In the early days, the prevailing wisdom was that once search had established itself as a viable marketing channel, higher budgets would follow and CPCs would understandably rise. What has followed is a more quantifiable account of the same view, with a number of voices in the search world proclaiming a future of prolonged rises in CPCs.
In late 2010, Efficient Frontier published a report charting significant growth in CPC's across a number of verticals:
- Travel: +21 percent, from January 2010 to January 2011
- Automotive: +8 percent
- Retail: +7 percent
- Finance: +7 percent
The panacea, this story goes, is to invest in process automation from the likes of paid search management platforms. But in truth, there are a number of lower-tech solutions to stave off hyperinflation within the paid search economy.
1. Pay More Attention to Average Position
This metric often takes a backseat to click-through rate (CTR), CPC, and conversion rate. By capping average position, however, search marketers retain control over ballooning costs.
Google AdWords even offers advertisers a position preference functionality, which can be helpful in structuring test scenarios.
2. Blow the Lid Off Your Keyword Lists
The 80/20 rule is alive and well in the paid search world. While the top tier of keywords will always provide the bulk of your impressions and clicks, they also attract the most attention from advertisers and thus are most prone to rising CPCs.
By doing your research and extending way into the long tail, you'll extend your reach and find that better conversion rates await.
3. Experiment With Search Networks
Google segments clicks in paid search between searches conducted on Google.com and its search network partners, licensees of Google's search technology who provide custom search engines within their own sites.

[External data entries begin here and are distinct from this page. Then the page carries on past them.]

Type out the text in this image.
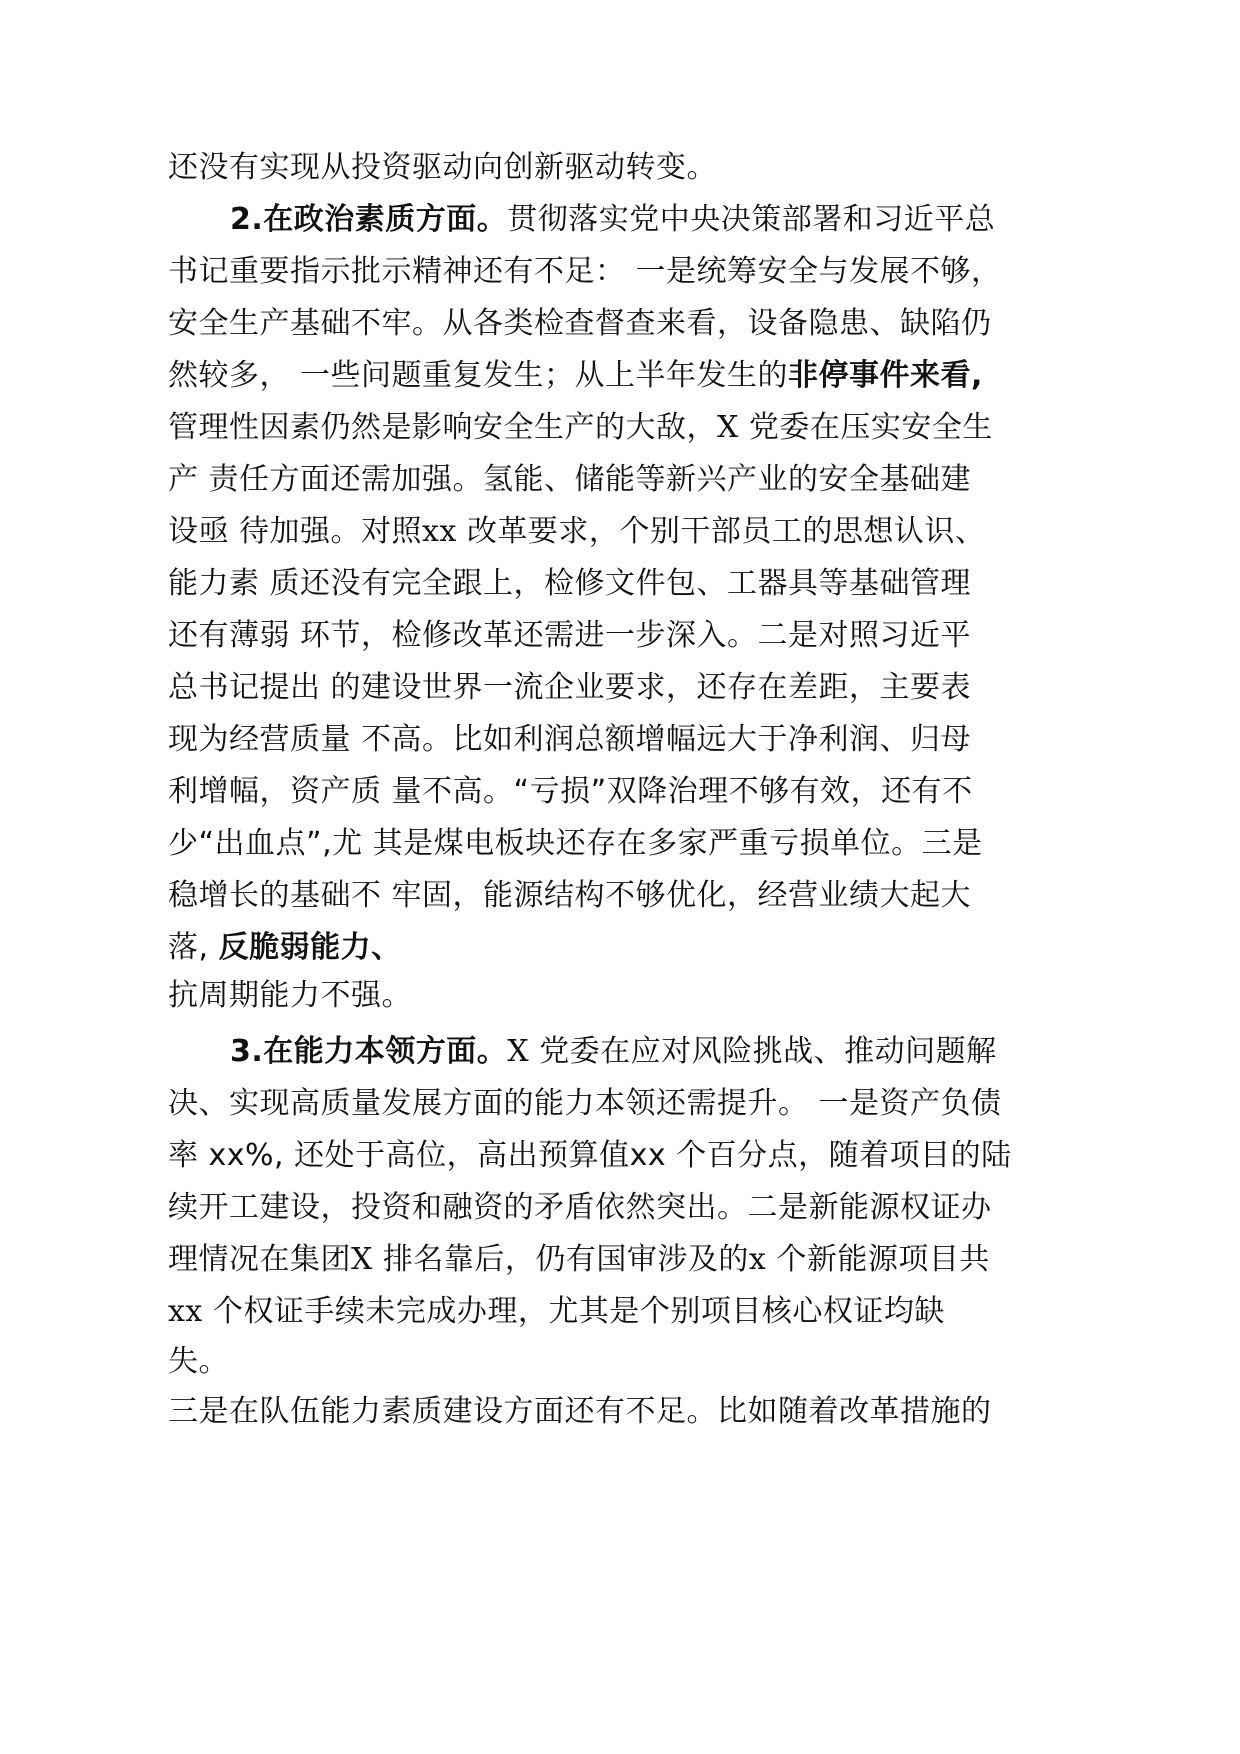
还没有实现从投资驱动向创新驱动转变。
2.在政治素质方面。贯彻落实党中央决策部署和习近平总
书记重要指示批示精神还有不足： 一是统筹安全与发展不够，
安全生产基础不牢。从各类检查督查来看，设备隐患、缺陷仍
然较多， 一些问题重复发生；从上半年发生的非停事件来看,
管理性因素仍然是影响安全生产的大敌，X 党委在压实安全生
产 责任方面还需加强。氢能、储能等新兴产业的安全基础建
设亟 待加强。对照xx 改革要求，个别干部员工的思想认识、
能力素 质还没有完全跟上，检修文件包、工器具等基础管理
还有薄弱 环节，检修改革还需进一步深入。二是对照习近平
总书记提出 的建设世界一流企业要求，还存在差距，主要表
现为经营质量 不高。比如利润总额增幅远大于净利润、归母
利增幅，资产质 量不高。“亏损”双降治理不够有效，还有不
少“出血点”,尤 其是煤电板块还存在多家严重亏损单位。三是
稳增长的基础不 牢固，能源结构不够优化，经营业绩大起大
落, 反脆弱能力、
抗周期能力不强。
3.在能力本领方面。X 党委在应对风险挑战、推动问题解
决、实现高质量发展方面的能力本领还需提升。 一是资产负债
率 xx%, 还处于高位，高出预算值xx 个百分点，随着项目的陆
续开工建设，投资和融资的矛盾依然突出。二是新能源权证办
理情况在集团X 排名靠后，仍有国审涉及的x 个新能源项目共
xx 个权证手续未完成办理，尤其是个别项目核心权证均缺
失。
三是在队伍能力素质建设方面还有不足。比如随着改革措施的
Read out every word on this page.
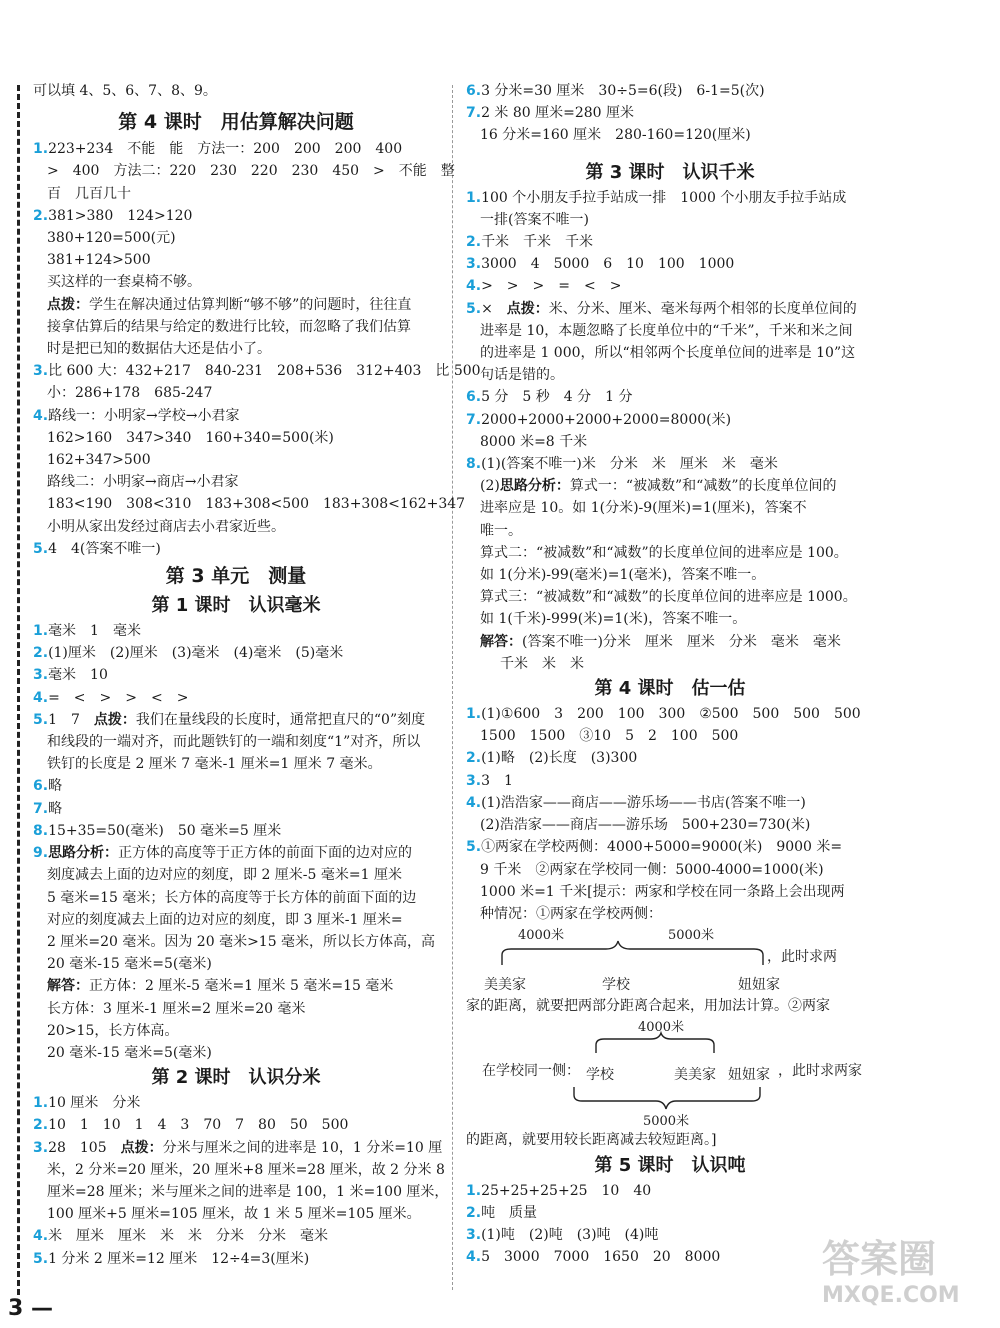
可以填 4、5、6、7、8、9。
第 4 课时　用估算解决问题
1.223+234　不能　能　方法一：200　200　200　400
>　400　方法二：220　230　220　230　450　>　不能　整
百　几百几十
2.381>380　124>120
380+120=500(元)
381+124>500
买这样的一套桌椅不够。
点拨：学生在解决通过估算判断“够不够”的问题时，往往直
接拿估算后的结果与给定的数进行比较，而忽略了我们估算
时是把已知的数据估大还是估小了。
3.比 600 大：432+217　840-231　208+536　312+403　比 500
小：286+178　685-247
4.路线一：小明家→学校→小君家
162>160　347>340　160+340=500(米)
162+347>500
路线二：小明家→商店→小君家
183<190　308<310　183+308<500　183+308<162+347
小明从家出发经过商店去小君家近些。
5.4　4(答案不唯一)
第 3 单元　测量
第 1 课时　认识毫米
1.毫米　1　毫米
2.(1)厘米　(2)厘米　(3)毫米　(4)毫米　(5)毫米
3.毫米　10
4.=　<　>　>　<　>
5.1　7　点拨：我们在量线段的长度时，通常把直尺的“0”刻度
和线段的一端对齐，而此题铁钉的一端和刻度“1”对齐，所以
铁钉的长度是 2 厘米 7 毫米-1 厘米=1 厘米 7 毫米。
6.略
7.略
8.15+35=50(毫米)　50 毫米=5 厘米
9.思路分析：正方体的高度等于正方体的前面下面的边对应的
刻度减去上面的边对应的刻度，即 2 厘米-5 毫米=1 厘米
5 毫米=15 毫米；长方体的高度等于长方体的前面下面的边
对应的刻度减去上面的边对应的刻度，即 3 厘米-1 厘米=
2 厘米=20 毫米。因为 20 毫米>15 毫米，所以长方体高，高
20 毫米-15 毫米=5(毫米)
解答：正方体：2 厘米-5 毫米=1 厘米 5 毫米=15 毫米
长方体：3 厘米-1 厘米=2 厘米=20 毫米
20>15，长方体高。
20 毫米-15 毫米=5(毫米)
第 2 课时　认识分米
1.10 厘米　分米
2.10　1　10　1　4　3　70　7　80　50　500
3.28　105　点拨：分米与厘米之间的进率是 10，1 分米=10 厘
米，2 分米=20 厘米，20 厘米+8 厘米=28 厘米，故 2 分米 8
厘米=28 厘米；米与厘米之间的进率是 100，1 米=100 厘米，
100 厘米+5 厘米=105 厘米，故 1 米 5 厘米=105 厘米。
4.米　厘米　厘米　米　米　分米　分米　毫米
5.1 分米 2 厘米=12 厘米　12÷4=3(厘米)
6.3 分米=30 厘米　30÷5=6(段)　6-1=5(次)
7.2 米 80 厘米=280 厘米
16 分米=160 厘米　280-160=120(厘米)
第 3 课时　认识千米
1.100 个小朋友手拉手站成一排　1000 个小朋友手拉手站成
一排(答案不唯一)
2.千米　千米　千米
3.3000　4　5000　6　10　100　1000
4.>　>　>　=　<　>
5.×　点拨：米、分米、厘米、毫米每两个相邻的长度单位间的
进率是 10，本题忽略了长度单位中的“千米”，千米和米之间
的进率是 1 000，所以“相邻两个长度单位间的进率是 10”这
句话是错的。
6.5 分　5 秒　4 分　1 分
7.2000+2000+2000+2000=8000(米)
8000 米=8 千米
8.(1)(答案不唯一)米　分米　米　厘米　米　毫米
(2)思路分析：算式一：“被减数”和“减数”的长度单位间的
进率应是 10。如 1(分米)-9(厘米)=1(厘米)，答案不
唯一。
算式二：“被减数”和“减数”的长度单位间的进率应是 100。
如 1(分米)-99(毫米)=1(毫米)，答案不唯一。
算式三：“被减数”和“减数”的长度单位间的进率应是 1000。
如 1(千米)-999(米)=1(米)，答案不唯一。
解答：(答案不唯一)分米　厘米　厘米　分米　毫米　毫米
千米　米　米
第 4 课时　估一估
1.(1)①600　3　200　100　300　②500　500　500　500
1500　1500　③10　5　2　100　500
2.(1)略　(2)长度　(3)300
3.3　1
4.(1)浩浩家——商店——游乐场——书店(答案不唯一)
(2)浩浩家——商店——游乐场　500+230=730(米)
5.①两家在学校两侧：4000+5000=9000(米)　9000 米=
9 千米　②两家在学校同一侧：5000-4000=1000(米)
1000 米=1 千米[提示：两家和学校在同一条路上会出现两
种情况：①两家在学校两侧：
4000米	5000米
，此时求两
美美家	学校	妞妞家
家的距离，就要把两部分距离合起来，用加法计算。②两家
4000米
在学校同一侧： 学校	美美家 妞妞家 ，此时求两家
5000米
的距离，就要用较长距离减去较短距离。]
第 5 课时　认识吨
1.25+25+25+25　10　40
2.吨　质量
3.(1)吨　(2)吨　(3)吨　(4)吨
4.5　3000　7000　1650　20　8000
3 —
答案圈
MXQE.COM
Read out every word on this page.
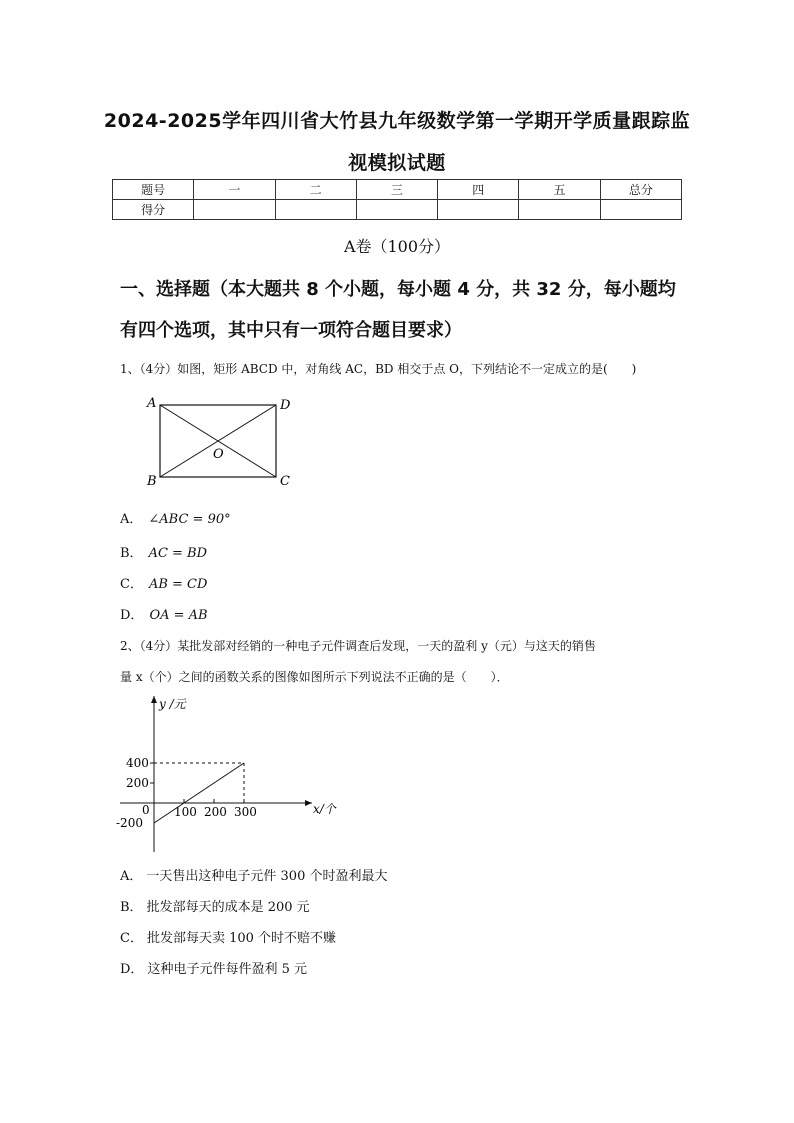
2024-2025学年四川省大竹县九年级数学第一学期开学质量跟踪监
视模拟试题
题号	一	二	三	四	五	总分
得分						
A卷（100分）
一、选择题（本大题共 8 个小题，每小题 4 分，共 32 分，每小题均
有四个选项，其中只有一项符合题目要求）
1、（4分）如图，矩形 ABCD 中，对角线 AC，BD 相交于点 O，下列结论不一定成立的是(　　)
A	D
B	C
O
A． ∠ABC = 90°
B． AC = BD
C． AB = CD
D． OA = AB
2、（4分）某批发部对经销的一种电子元件调查后发现，一天的盈利 y（元）与这天的销售
量 x（个）之间的函数关系的图像如图所示下列说法不正确的是（　　）．
y /元
x/个
0
400
200
-200
100 200 300
A． 一天售出这种电子元件 300 个时盈利最大
B． 批发部每天的成本是 200 元
C． 批发部每天卖 100 个时不赔不赚
D． 这种电子元件每件盈利 5 元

Often times the difference in CPC between the two is substantial (in one direction or the other).
4. Daypart Bidding
As PPC tactics are concerned, dayparting is an oldie but a goodie -- but too often we think of it in a black and white context: either your ads are running or they aren't. However, you can also adjust bids based on dayparts.
If your analytics data shows that your conversion rates are lower in the mornings, shave a portion off your morning bids -- this way you'll manage your costs without sacrificing the reach of your advertising.
5. Use Ad Extensions Whenever Possible
Sitelinks, locations, product ads, seller ratings -- these all have one thing in common. They are non-standard ad formats that Google has tested and re-tested, with the intention of assuring high CTRs and efficiency for advertisers.
Given the nature of PPC auctions, these can be effective in managing CPC as well.
6. Invest More in Mobile Search
Searches conducted on mobile devices come at a heavily discounted cost, less than half of what we pay in desktop and laptop search (on average). Meanwhile, the surging sales of smartphones have grown the mobile share of total search impressions to over 10 percent.
7. Scale up to a More Advanced Solution
Managing multiple accounts can be an immense amount of work, but a good bid management tool goes a long way in simplifying the process.
That will make your campaigns work more efficiently on the media side, but what about the performance of your website? Even a small incremental gain in landing page performance can yield huge returns -- and a systematic approach to conversion rate optimization can pay for itself.
When all else fails, you can also accept your fate and just steal some budget away from offline channels -- there's plenty to go around!